Key Characters: Smooth skin; large toe pads; white or pale yellow stripe from upper lip to groin.
Similar Species: Gray treefrogs.
Description: Medium-sized (up to 6 cm SVL) bright green, yellowish green, olive green, or lime green frog with a few small splatters of gold or white. Belly clear pale yellow to white. Male slightly smaller than female. The male has a wrinkled throat indicating a vocal pouch.
Habitat: Open brushy borders of cypress swamps, floodplain sloughs, cattail marshes, lakes, and farm ponds.

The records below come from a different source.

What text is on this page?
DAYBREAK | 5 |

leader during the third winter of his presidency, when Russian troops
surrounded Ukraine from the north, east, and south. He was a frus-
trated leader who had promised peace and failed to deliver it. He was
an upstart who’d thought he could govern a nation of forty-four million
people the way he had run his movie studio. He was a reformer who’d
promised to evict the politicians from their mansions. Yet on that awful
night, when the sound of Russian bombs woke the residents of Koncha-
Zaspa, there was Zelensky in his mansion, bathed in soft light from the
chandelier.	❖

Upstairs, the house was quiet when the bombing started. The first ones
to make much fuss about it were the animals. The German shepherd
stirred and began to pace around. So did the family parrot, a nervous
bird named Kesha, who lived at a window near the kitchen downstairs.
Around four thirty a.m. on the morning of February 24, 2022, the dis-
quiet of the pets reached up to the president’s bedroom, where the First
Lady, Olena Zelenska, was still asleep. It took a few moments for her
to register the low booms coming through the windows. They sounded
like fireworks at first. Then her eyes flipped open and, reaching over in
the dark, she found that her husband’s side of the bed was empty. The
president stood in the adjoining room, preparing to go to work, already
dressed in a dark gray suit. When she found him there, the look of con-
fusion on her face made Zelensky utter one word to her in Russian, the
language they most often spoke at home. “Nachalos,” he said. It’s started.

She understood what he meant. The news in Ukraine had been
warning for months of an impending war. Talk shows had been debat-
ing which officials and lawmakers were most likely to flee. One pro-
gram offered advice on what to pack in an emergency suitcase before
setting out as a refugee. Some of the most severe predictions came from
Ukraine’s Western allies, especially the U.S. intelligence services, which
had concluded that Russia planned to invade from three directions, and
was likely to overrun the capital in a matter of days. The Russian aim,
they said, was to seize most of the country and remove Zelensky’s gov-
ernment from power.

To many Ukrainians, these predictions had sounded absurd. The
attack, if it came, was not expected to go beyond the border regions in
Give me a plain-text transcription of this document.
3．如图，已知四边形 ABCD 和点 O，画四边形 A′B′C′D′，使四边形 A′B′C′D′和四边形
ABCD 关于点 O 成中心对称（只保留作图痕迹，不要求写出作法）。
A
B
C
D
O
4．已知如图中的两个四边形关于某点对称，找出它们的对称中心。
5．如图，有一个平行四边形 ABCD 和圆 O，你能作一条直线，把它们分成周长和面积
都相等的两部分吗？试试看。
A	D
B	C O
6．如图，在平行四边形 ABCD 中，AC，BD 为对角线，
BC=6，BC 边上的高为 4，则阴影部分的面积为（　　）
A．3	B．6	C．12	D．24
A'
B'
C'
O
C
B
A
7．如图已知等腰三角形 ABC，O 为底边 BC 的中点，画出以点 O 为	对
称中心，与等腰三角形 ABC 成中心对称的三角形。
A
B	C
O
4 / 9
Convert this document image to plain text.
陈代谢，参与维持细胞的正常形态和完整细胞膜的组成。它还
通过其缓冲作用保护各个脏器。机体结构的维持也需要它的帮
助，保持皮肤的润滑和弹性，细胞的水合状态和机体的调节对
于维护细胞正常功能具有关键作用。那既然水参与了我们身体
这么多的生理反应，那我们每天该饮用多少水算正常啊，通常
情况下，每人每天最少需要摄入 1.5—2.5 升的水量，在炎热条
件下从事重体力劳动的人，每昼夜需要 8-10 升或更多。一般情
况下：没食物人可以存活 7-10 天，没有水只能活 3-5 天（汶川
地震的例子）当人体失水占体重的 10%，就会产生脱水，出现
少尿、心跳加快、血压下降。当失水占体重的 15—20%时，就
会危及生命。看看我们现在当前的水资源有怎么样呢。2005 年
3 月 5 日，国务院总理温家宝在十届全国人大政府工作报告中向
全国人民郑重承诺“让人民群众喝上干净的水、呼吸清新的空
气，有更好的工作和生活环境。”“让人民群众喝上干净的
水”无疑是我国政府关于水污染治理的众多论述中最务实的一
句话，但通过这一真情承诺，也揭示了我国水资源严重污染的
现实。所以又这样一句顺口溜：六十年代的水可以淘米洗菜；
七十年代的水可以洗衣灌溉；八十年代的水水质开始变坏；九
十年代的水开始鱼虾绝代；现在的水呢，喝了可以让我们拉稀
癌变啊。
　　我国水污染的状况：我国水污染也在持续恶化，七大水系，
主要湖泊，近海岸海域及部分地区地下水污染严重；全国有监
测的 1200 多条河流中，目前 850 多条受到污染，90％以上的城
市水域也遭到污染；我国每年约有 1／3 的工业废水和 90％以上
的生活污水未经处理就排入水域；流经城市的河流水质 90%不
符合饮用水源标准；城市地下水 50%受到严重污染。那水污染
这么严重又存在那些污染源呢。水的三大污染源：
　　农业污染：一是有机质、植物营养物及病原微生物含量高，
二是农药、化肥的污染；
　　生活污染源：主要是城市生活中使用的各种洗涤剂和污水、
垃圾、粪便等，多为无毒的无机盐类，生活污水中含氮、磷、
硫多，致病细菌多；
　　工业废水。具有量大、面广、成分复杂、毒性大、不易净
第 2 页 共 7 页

Natural History: Adults and juveniles are seen on roads during and after rain. Diet consists of insects. Can change between dark and light green depending on temperature and lighting. Perches by day on upright cattail or other plant while legs are tightly tucked under body. Breeds late May to August. Males call, sometimes in large choruses, from button bush, swamp rose, lily pads, or other shoreline plants, and calls sound like a series of metallic honks, similar to cow bells or barking dogs. Eggs are laid under water surface and are attached to roots of floating vegetation. Embryos hatch in a few days and tadpoles transform in two months. Juveniles often feed in nearby grassy fields in late summer and autumn.
Status: Has been introduced in a few areas north of its natural range. Locally abundant in extreme southern counties where cypress and tupelo occur in dense stands.